Dengue poses a substantial economic and disease burden in Southeast Asia (SEA). Quantifying this burden is critical to set policy priorities and disease-control strategies.
We estimated the economic and disease burden of dengue in 12 countries in SEA: Bhutan, Brunei, Cambodia, East-Timor, Indonesia, Laos, Malaysia, Myanmar, Philippines, Singapore, Thailand, and Viet Nam. We obtained reported cases from multiple sources—surveillance data, World Health Organization (WHO), and published studies—and adjusted for underreporting using expansion factors from previous literature. We obtained unit costs per episode through a systematic literature review, and completed missing data using linear regressions. We excluded costs such as prevention and vector control, and long-term sequelae of dengue. Over the decade of 2001–2010, we obtained an annual average of 2.9 million (m) dengue episodes and 5,906 deaths. The annual economic burden (with 95% certainty levels) was US$950m (US$610m–US$1,384m) or about US$1.65 (US$1.06–US$2.41) per capita. The annual number of disability-adjusted life years (DALYs), based on the original 1994 definition, was 214,000 (120,000–299,000), which is equivalent to 372 (210–520) DALYs per million inhabitants.

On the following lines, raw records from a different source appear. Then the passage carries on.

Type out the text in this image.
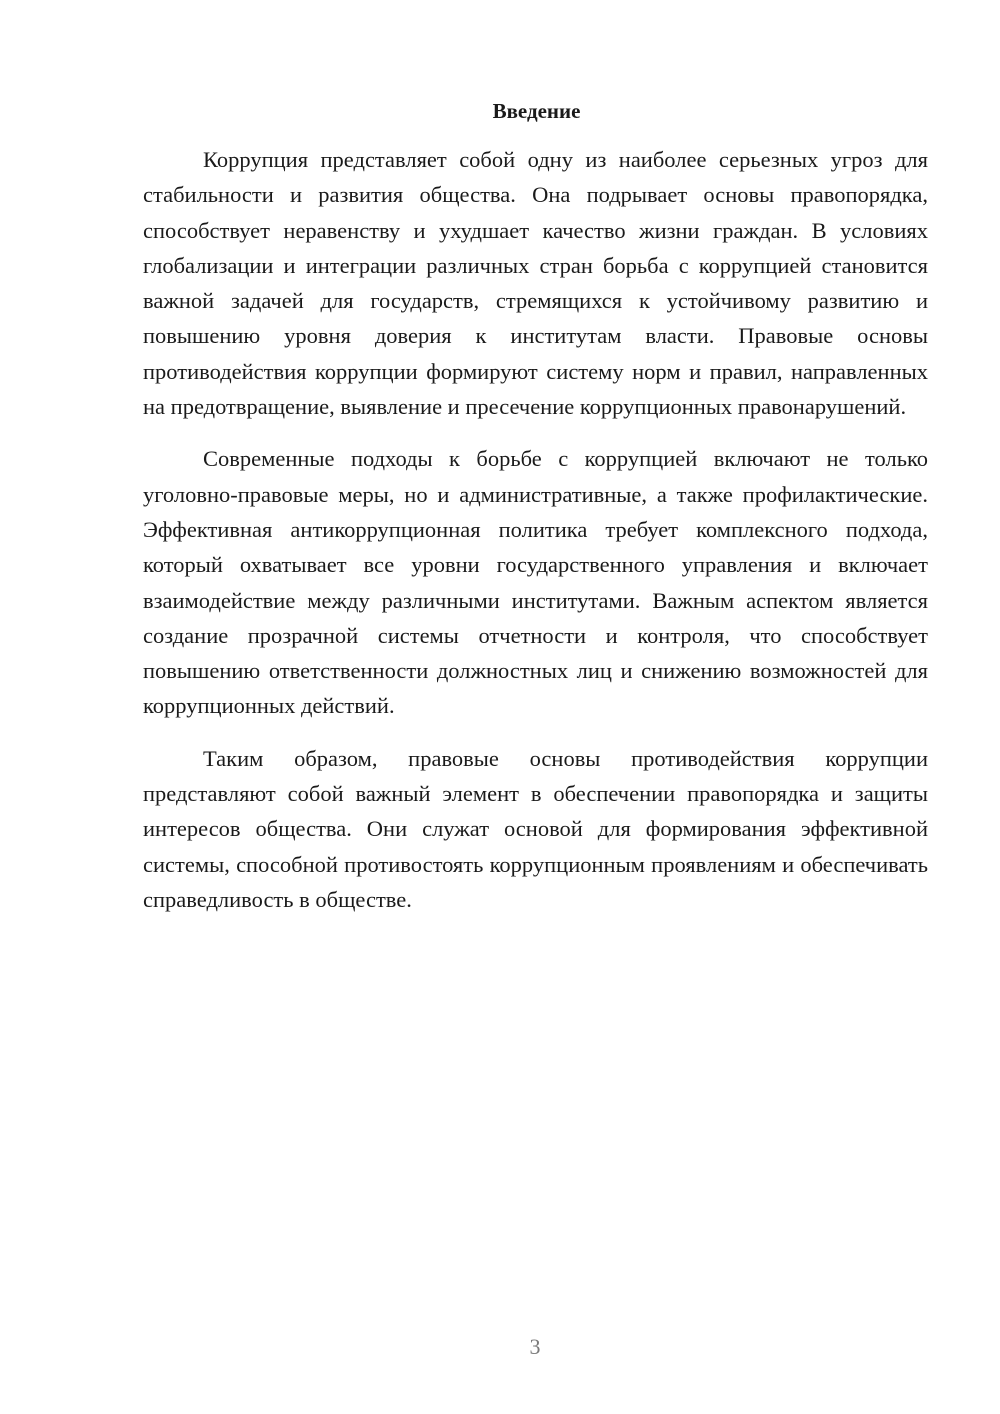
Введение

Коррупция представляет собой одну из наиболее серьезных угроз для стабильности и развития общества. Она подрывает основы правопорядка, способствует неравенству и ухудшает качество жизни граждан. В условиях глобализации и интеграции различных стран борьба с коррупцией становится важной задачей для государств, стремящихся к устойчивому развитию и повышению уровня доверия к институтам власти. Правовые основы противодействия коррупции формируют систему норм и правил, направленных на предотвращение, выявление и пресечение коррупционных правонарушений.

Современные подходы к борьбе с коррупцией включают не только уголовно-правовые меры, но и административные, а также профилактические. Эффективная антикоррупционная политика требует комплексного подхода, который охватывает все уровни государственного управления и включает взаимодействие между различными институтами. Важным аспектом является создание прозрачной системы отчетности и контроля, что способствует повышению ответственности должностных лиц и снижению возможностей для коррупционных действий.

Таким образом, правовые основы противодействия коррупции представляют собой важный элемент в обеспечении правопорядка и защиты интересов общества. Они служат основой для формирования эффективной системы, способной противостоять коррупционным проявлениям и обеспечивать справедливость в обществе.

3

Dengue fever, or break bone fever, is the most common infectious disease transmitted by a mosquito, and is a major economic and disease burden in endemic countries. Between 100–200 million (m) infections occur each year in more than 100 countries, resulting in about 20,000 deaths. Quantifying the burden of dengue is critical for policy makers to set policy priorities and make informed decisions about disease control. We estimated the economic and disease burden of dengue in 12 countries in Southeast Asia, using a consistent methodology that allows comparison among countries. We estimated an annual average of 2.9 m dengue episodes and 5,906 deaths. This amounts to an annual cost per capita of US$1.65 (0.03% GDP per capita in 2010), and a disease burden of 372 disability-adjusted life years (DALYs) per million inhabitants, a rate higher than that of 17 other conditions, including Japanese encephalitis, upper respiratory infections, and hepatitis B.